17-10-2014 - Henrique Pratas

A propósito do texto que elaborei ontem com o título MEDO, um amigo meu, oficial da marinha de guerra portuguesa e Homem de grande valor e conhecimento, chamou-ma à atenção para outro sentimento que grassa na nossa sociedade portuguesa que é a CULPAe desta forma me deu o mote para escrever este texto e ao qual volta agradecer a sugestão.

CULPA , no dicionário da língua portuguesa, tem vários significados, PECADO, FALTA, ERRO, FALHA, DELITO, CRIME, INFRACÇÃO, TRANSGRESSÃO, só por aqui podem ver a dificuldade que as pessoas têm em assumir uma CULPA, porque como podem constatar ela está associada a um dos sinónimos que lhes indiquei e a uma outra coisa mais gravosa que decorre da aplicação da Justiça.

O sentimento de culpa é o sofrimento obtido após reavaliação de um comportamento passado tido como reprovável por si mesmo. A base deste sentimento, do ponto de vista psicanalítico, é a frustração causada pela distância entre o que não fomos e a imagem criada pelo superego daquilo que achamos que deveríamos ter sido.

Há também outra definição para "sentimento de culpa", quando se viola a consciência moral pessoal (ou seja, quando pecamos e erramos), surge o sentimento de culpa.

Para a Psicologia Humanista-existencial, especialmente a da linha rogeriana, a culpa é um sentimento como outro qualquer e que pode ser "trabalhado" terapeuticamente ao se abordar este sentimento com aquele que sofre. Para esta linha de Psicologia, um sentimento como esse, quando chega a ser considerado um obstáculo por aquele que o sente, é resultado de um inadequado crescimento pessoal mas não é considerado uma psicopatologia . Para os rogerianos, todas as pessoas têm uma tendência a actualização que se dirige para a plena auto-realização; sendo assim, o sentimento de culpa pode ser apenas limitação momentânea no processo de auto-realização.

É bastante concebível que tampouco o sentimento de culpa produzido pela civilização seja percebido como tal, e em grande parte permaneça inconsciente , ou apareça como uma espécie de mal-estar, uma insatisfação, para a qual as pessoas buscam outras motivações. As religiões, pelo menos, nunca desprezaram o papel desempenhado na civilização pelo sentimento de culpa.

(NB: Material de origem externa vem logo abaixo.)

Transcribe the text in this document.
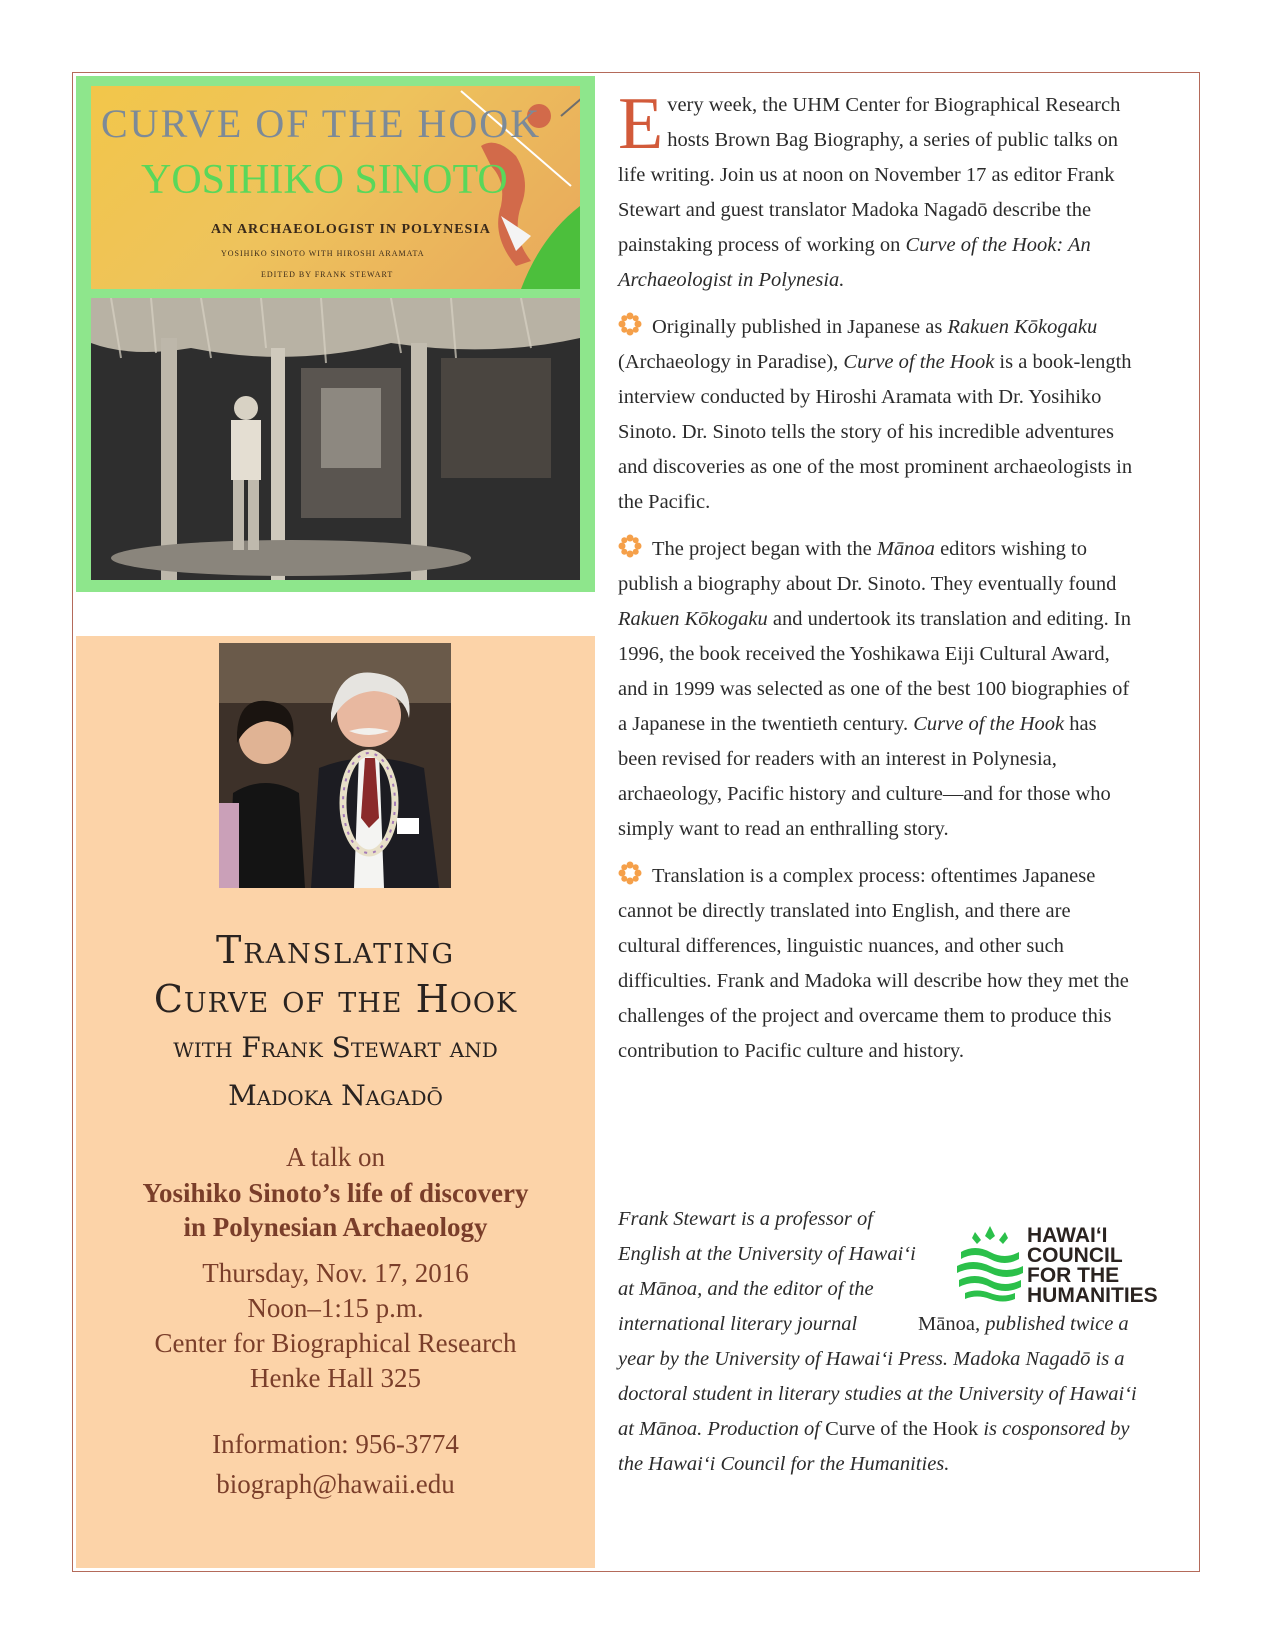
CURVE OF THE HOOK
YOSIHIKO SINOTO
AN ARCHAEOLOGIST IN POLYNESIA
YOSIHIKO SINOTO WITH HIROSHI ARAMATA
EDITED BY FRANK STEWART
Translating
Curve of the Hook
with Frank Stewart and
Madoka Nagadō
A talk on
Yosihiko Sinoto’s life of discovery
in Polynesian Archaeology
Thursday, Nov. 17, 2016
Noon–1:15 p.m.
Center for Biographical Research
Henke Hall 325
Information: 956-3774
biograph@hawaii.edu

Every week, the UHM Center for Biographical Research hosts Brown Bag Biography, a series of public talks on life writing. Join us at noon on November 17 as editor Frank Stewart and guest translator Madoka Nagadō describe the painstaking process of working on Curve of the Hook: An Archaeologist in Polynesia.

Originally published in Japanese as Rakuen Kōkogaku (Archaeology in Paradise), Curve of the Hook is a book-length interview conducted by Hiroshi Aramata with Dr. Yosihiko Sinoto. Dr. Sinoto tells the story of his incredible adventures and discoveries as one of the most prominent archaeologists in the Pacific.

The project began with the Mānoa editors wishing to publish a biography about Dr. Sinoto. They eventually found Rakuen Kōkogaku and undertook its translation and editing. In 1996, the book received the Yoshikawa Eiji Cultural Award, and in 1999 was selected as one of the best 100 biographies of a Japanese in the twentieth century. Curve of the Hook has been revised for readers with an interest in Polynesia, archaeology, Pacific history and culture—and for those who simply want to read an enthralling story.

Translation is a complex process: oftentimes Japanese cannot be directly translated into English, and there are cultural differences, linguistic nuances, and other such difficulties. Frank and Madoka will describe how they met the challenges of the project and overcame them to produce this contribution to Pacific culture and history.

Frank Stewart is a professor of English at the University of Hawaiʻi at Mānoa, and the editor of the international literary journal	Mānoa, published twice a year by the University of Hawaiʻi Press. Madoka Nagadō is a doctoral student in literary studies at the University of Hawaiʻi at Mānoa. Production of Curve of the Hook is cosponsored by the Hawaiʻi Council for the Humanities.
HAWAIʻI
COUNCIL
FOR THE
HUMANITIES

O sentimento de culpa, a severidade do superego , é, portanto, o mesmo que a severidade da consciência. É a percepção que o ego tem de estar sendo vigiado dessa maneira, a avaliação da tensão entre os seus próprios esforços e as exigências do superego. É o ponto-chave do texto " Mal-estar na civilização" de Sigmund Freud .

Como podem constatar este sentimento é muito difícil de assumir e peso que ele tem na nossa sociedade é tremendo, podemos muitas vezes em sede de decisão judicial a dificuldade que alguns juízes tem em declarar alguém CULPADO, do que quer que seja, porque a carga negativa que se atribuiu a este sentimento é simultaneamente de repulsa.

Na cultura alemã a expressão DESCULPA, diz-se escreve-se da seguinte forma “entschuldige“ palavra difícil de pronunciar e que raramente os alemães utilizam, pelo simples facto de serem profissionais e de raramente improvisarem o que quer que seja.

Nós em Portugal perdemos este sentimento porque ninguém quer CULPADO do que quer que seja porque também não assumir a responsabilidade de assumir os actos que praticam sejam eles de cariz pessoal ou colectivo.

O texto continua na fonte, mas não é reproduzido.